Chinese researchers have found that Parkinson's disease-related phosphorylation at Tyr39 rearranges α-synuclein amyloid fibril structure revealed by cryo-EM, according to news on the WeChat account of Biophysical Society of China (BSC).

A research team led by Li Cong from the Shanghai Institute of Organic Chemistry -- under the Chinese Academy of Sciences (CAS) -- and a research team led by Li Yanmei of Tsinghua University were involved. They have established a structural understanding of the pathology of the pY39 α-synuclein (α-syn) fibril and have highlighted the importance of posttranslational modifications (PTMs) in defining the polymorphism and pathology of amyloid fibrils in neurodegenerative diseases.

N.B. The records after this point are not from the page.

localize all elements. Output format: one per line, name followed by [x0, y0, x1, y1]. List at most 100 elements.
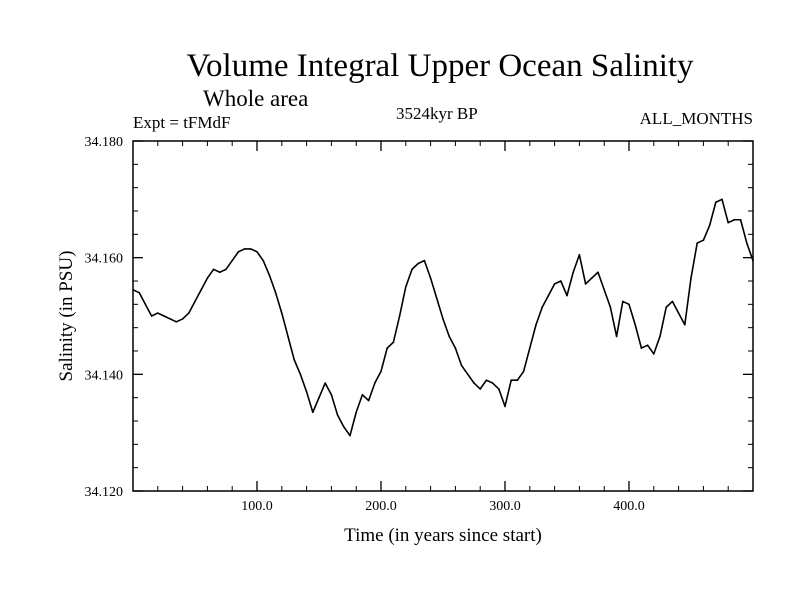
y-tick-label: 34.120: [85, 485, 124, 500]
data-point: [628, 303, 630, 306]
data-point: [436, 297, 438, 300]
data-point: [293, 358, 296, 361]
data-point: [566, 294, 568, 297]
data-point: [361, 393, 364, 396]
data-point: [343, 426, 345, 428]
axis-tick-labels: 100.0 200.0 300.0 400.0 34.120 34.140 34.160 34…: [85, 135, 645, 514]
data-point: [305, 391, 308, 393]
data-point: [479, 388, 482, 390]
data-point: [374, 382, 376, 384]
data-points: [132, 198, 754, 437]
data-point: [237, 251, 240, 253]
data-point: [392, 341, 395, 344]
months-label: ALL_MONTHS: [639, 109, 753, 128]
data-point: [386, 347, 389, 349]
data-point: [188, 312, 190, 314]
data-point: [603, 288, 605, 291]
data-point: [132, 288, 134, 291]
y-tick-label: 34.180: [85, 135, 124, 150]
data-point: [715, 201, 717, 204]
data-point: [690, 277, 692, 279]
data-point: [727, 221, 729, 224]
plot-frame: [132, 140, 754, 492]
data-point: [318, 396, 320, 399]
data-point: [157, 312, 159, 314]
data-point: [684, 323, 686, 326]
experiment-label: Expt = tFMdF: [133, 113, 231, 132]
data-point: [163, 315, 165, 317]
data-point: [175, 321, 178, 323]
salinity-series-line: [132, 198, 754, 437]
period-label: 3524kyr BP: [396, 104, 478, 123]
x-tick-label: 200.0: [365, 499, 397, 514]
data-point: [510, 379, 512, 381]
data-point: [504, 405, 506, 408]
data-point: [405, 286, 407, 288]
data-point: [653, 353, 655, 355]
data-point: [473, 382, 475, 384]
data-point: [423, 259, 426, 262]
x-tick-label: 300.0: [489, 499, 521, 514]
data-point: [398, 315, 401, 317]
data-point: [336, 414, 339, 416]
data-point: [442, 318, 444, 320]
data-point: [634, 323, 636, 326]
data-point: [380, 370, 382, 373]
data-point: [696, 242, 698, 244]
data-point: [212, 268, 215, 271]
data-point: [553, 283, 556, 285]
data-point: [243, 248, 246, 250]
data-point: [448, 335, 451, 338]
data-point: [485, 379, 488, 381]
data-point: [330, 393, 333, 396]
data-point: [200, 288, 202, 291]
data-point: [578, 253, 581, 256]
data-point: [194, 300, 196, 303]
data-point: [181, 318, 184, 320]
data-point: [417, 262, 420, 265]
data-point: [281, 312, 283, 314]
axis-ticks: [133, 140, 753, 492]
data-point: [702, 239, 705, 241]
data-point: [367, 399, 370, 402]
data-point: [529, 347, 531, 349]
data-point: [498, 388, 500, 390]
data-point: [324, 382, 327, 384]
data-point: [355, 411, 358, 414]
y-tick-label: 34.140: [85, 368, 124, 383]
x-tick-label: 100.0: [241, 499, 273, 514]
data-point: [150, 315, 153, 317]
data-point: [312, 411, 314, 414]
data-point: [572, 271, 574, 274]
data-point: [467, 373, 469, 376]
data-point: [231, 259, 233, 262]
data-point: [225, 268, 227, 271]
data-point: [721, 198, 723, 201]
data-point: [597, 271, 599, 274]
data-point: [615, 335, 618, 338]
data-point: [411, 268, 413, 271]
x-tick-label: 400.0: [613, 499, 645, 514]
data-point: [144, 303, 147, 306]
chart-title: Volume Integral Upper Ocean Salinity: [186, 48, 694, 84]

The PTMs of α-syn, e.g., phosphorylation, play an important role in modulating α-syn pathology in Parkinson's disease (PD) and α-synucleinopathies. Accumulation of phosphorylated α-syn fibrils in Lewy bodies and Lewy neurites is the histological hallmark of these diseases.

The study has been published in the Proceedings of the National Academy of Sciences of the United States of America (PNAS).